Waarbij je door het vage schijnsel van de immer vergezellende maan

De hoogste golven moest aanschouwen

Die het schip in de flanken raakten en er voor zorgden dat het gedaan was met je vertrouwen.

 

Vertrouwen in een goede afloop

En veilig weer voet aan vaste wal

Ondertussen afzien door ondervoeding, kou, angst en vernedering

En het laatste stukje verzet en waardigheid dat de Jap van je stal.

 

Vervolgens dan toch de aankomst in Nagasaki in het land van de bezetter

Waar je bij het ontschepen weer geconfronteerd werd met het nodige wapengekletter

Geslagen met en geraakt door stok, gesel, bajonet of mes moest je door de menigte lopen,

Jezelf klein maken en snel bewegen

Om jezelf in veiligheid te brengen met zo weinig mogelijk verwondingen, mocht je hopen.

 

Dan het transport per trein, kabelbaan en te voet

Waarbij je vaak je ogen neerslaat en soms zelfs dicht doet

Om zodoende niets mee te krijgen van de mooie omgeving

Omdat je, ook al is het maat voor even,

Wilt ontsnappen aan de werkelijke beleving.

 

Tenslotte de aankomst hoog in de bergen

Waar de zware lichamelijke arbeid veel van je krachten zou vergen

De schamele, eenzijdige en ongezonde voeding

Het ontbreken van elke medische verzorging, een pleister of bandage tegen een bloeding

Dikwijls op sterven na dood

Soms wensend en wetend dat slechts het sterven de enige verlichting bood.

 

Toch doorgaan en overleven onder erbarmelijke omstandigheden

In de winter barre kou en het gemis van schoeisel

Waardoor je je tegen deze factoren niet kon kleden.

In de zomer extreem hoge temperaturen

Die er voor zorgden dat de dagen en pijnen nog langer leken te duren.

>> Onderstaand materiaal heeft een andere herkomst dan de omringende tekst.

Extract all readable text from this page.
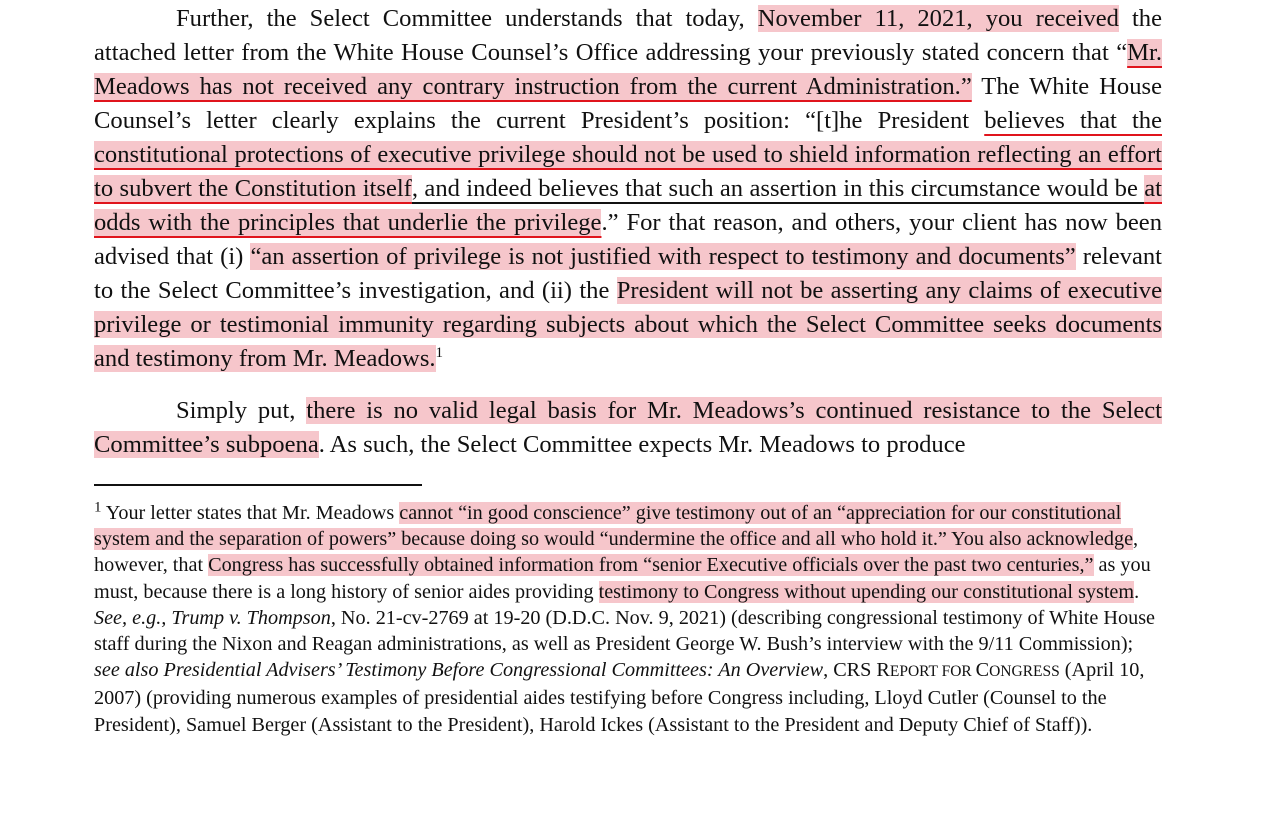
Further, the Select Committee understands that today, November 11, 2021, you received the attached letter from the White House Counsel’s Office addressing your previously stated concern that “Mr. Meadows has not received any contrary instruction from the current Administration.” The White House Counsel’s letter clearly explains the current President’s position: “[t]he President believes that the constitutional protections of executive privilege should not be used to shield information reflecting an effort to subvert the Constitution itself, and indeed believes that such an assertion in this circumstance would be at odds with the principles that underlie the privilege.” For that reason, and others, your client has now been advised that (i) “an assertion of privilege is not justified with respect to testimony and documents” relevant to the Select Committee’s investigation, and (ii) the President will not be asserting any claims of executive privilege or testimonial immunity regarding subjects about which the Select Committee seeks documents and testimony from Mr. Meadows.$^1$

Simply put, there is no valid legal basis for Mr. Meadows’s continued resistance to the Select Committee’s subpoena. As such, the Select Committee expects Mr. Meadows to produce

$^1$ Your letter states that Mr. Meadows cannot “in good conscience” give testimony out of an “appreciation for our constitutional system and the separation of powers” because doing so would “undermine the office and all who hold it.” You also acknowledge, however, that Congress has successfully obtained information from “senior Executive officials over the past two centuries,” as you must, because there is a long history of senior aides providing testimony to Congress without upending our constitutional system. See, e.g., Trump v. Thompson, No. 21-cv-2769 at 19-20 (D.D.C. Nov. 9, 2021) (describing congressional testimony of White House staff during the Nixon and Reagan administrations, as well as President George W. Bush’s interview with the 9/11 Commission); see also Presidential Advisers’ Testimony Before Congressional Committees: An Overview, CRS REPORT FOR CONGRESS (April 10, 2007) (providing numerous examples of presidential aides testifying before Congress including, Lloyd Cutler (Counsel to the President), Samuel Berger (Assistant to the President), Harold Ickes (Assistant to the President and Deputy Chief of Staff)).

Geen beschutting, geen afleiding of verkoeling

Lijden en werken was de Jap zijn bedoeling.

 

Dan dat noodlottige ongeval op 18 maart

Een mijn instorting waarbij ernstig letsel je niet bleef bespaard.

Verwondingen uiteindelijk leidend tot je dood

Waarna de Schepper je bij zich ontbood.

 

Nu zoveel jaren later en na twee generaties

Ben ik nog steeds op zoek naar antwoorden, duidelijkheden en associaties.

Hoe komt het dat we zo weinig over de levens en gevoelens

van onze ouders en grootouders weten?

Is het – vergeef me mijn woorden –

Die verdomde typische Indische eigenschap die zo in ons is gesleten?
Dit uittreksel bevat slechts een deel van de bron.